While awaiting a cure and witnessing the personal kissy-stuff, we still get plenty of reminders of their completely immoral and terrorist-like behaviour. Section heads Madeline (Alberta Watson) and Operations (Eugene Robert Glazer) spend the episode having a bit of a romantic tiff, but it's sparked by a petty argument over interrogation techniques during routine torture: Madeline wants to try for more information, Operations thinks they have enough. To end the argument, he simply kills the prisoner (not only vicious, but also quite rude). It's presented as neither cute nor necessary. Later, an infected operative is denied painkillers so that he'll make a better subject for vaccine testing. When the crisis is all over, Madeline and Operations return to the dreary day-to-day business of cutting the dead wood from Section, emotionlessly 'cancelling'(ie. killing) a number of the lives that were just saved.

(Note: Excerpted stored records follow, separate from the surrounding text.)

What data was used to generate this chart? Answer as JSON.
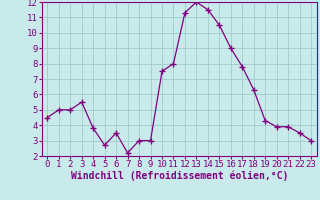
{
  "x": [
    0,
    1,
    2,
    3,
    4,
    5,
    6,
    7,
    8,
    9,
    10,
    11,
    12,
    13,
    14,
    15,
    16,
    17,
    18,
    19,
    20,
    21,
    22,
    23
  ],
  "y": [
    4.5,
    5.0,
    5.0,
    5.5,
    3.8,
    2.7,
    3.5,
    2.2,
    3.0,
    3.0,
    7.5,
    8.0,
    11.3,
    12.0,
    11.5,
    10.5,
    9.0,
    7.8,
    6.3,
    4.3,
    3.9,
    3.9,
    3.5,
    3.0
  ],
  "line_color": "#800080",
  "marker": "+",
  "marker_color": "#800080",
  "bg_color": "#c8eaea",
  "grid_color": "#a0cccc",
  "xlabel": "Windchill (Refroidissement éolien,°C)",
  "xlabel_color": "#800080",
  "tick_color": "#800080",
  "spine_color": "#800080",
  "xlim": [
    -0.5,
    23.5
  ],
  "ylim": [
    2,
    12
  ],
  "yticks": [
    2,
    3,
    4,
    5,
    6,
    7,
    8,
    9,
    10,
    11,
    12
  ],
  "xticks": [
    0,
    1,
    2,
    3,
    4,
    5,
    6,
    7,
    8,
    9,
    10,
    11,
    12,
    13,
    14,
    15,
    16,
    17,
    18,
    19,
    20,
    21,
    22,
    23
  ],
  "font_size": 6.5,
  "xlabel_fontsize": 7.0,
  "line_width": 0.9,
  "marker_size": 4
}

Madeline and Operations' brief burst of emotion in a scene in which they discuss their past as younger operatives seems only to serve as a reminder that similarly torn Michael and Nikita are bound for the same cold and morally compromised destination. If they're not there already: Michael and Nikita secure an antidote by kidnapping the scientist who, to save his kidnapped wife and child from being killed a rival terrorist group, created the virus in the first place. He agrees to help when Michael promises to rescue his family and, it seems, does so. The episode ends with the scientist, now captive in Section, asking what will happen to him. 'You'll be killed or you will work for us', Michael replies flatly. The scientist at least takes some comfort in the safety of his family.

Later, Michael explains to Nikita that the rescue was faked and his family will likely be killed anyway; even if he works for them, the scientist will never be released. It's a nice ending for a group of people we just spent an episode hoping to save, and a harshly direct vision that sets La Femme Nikita apart from so many spy and heroic fantasies, where violent global action is somehow always philosophically-clear and casualty-free. By now Nikita is past questioning her environment – unwilling but seemingly powerless to intervene, we're left to question the extent of her complicity.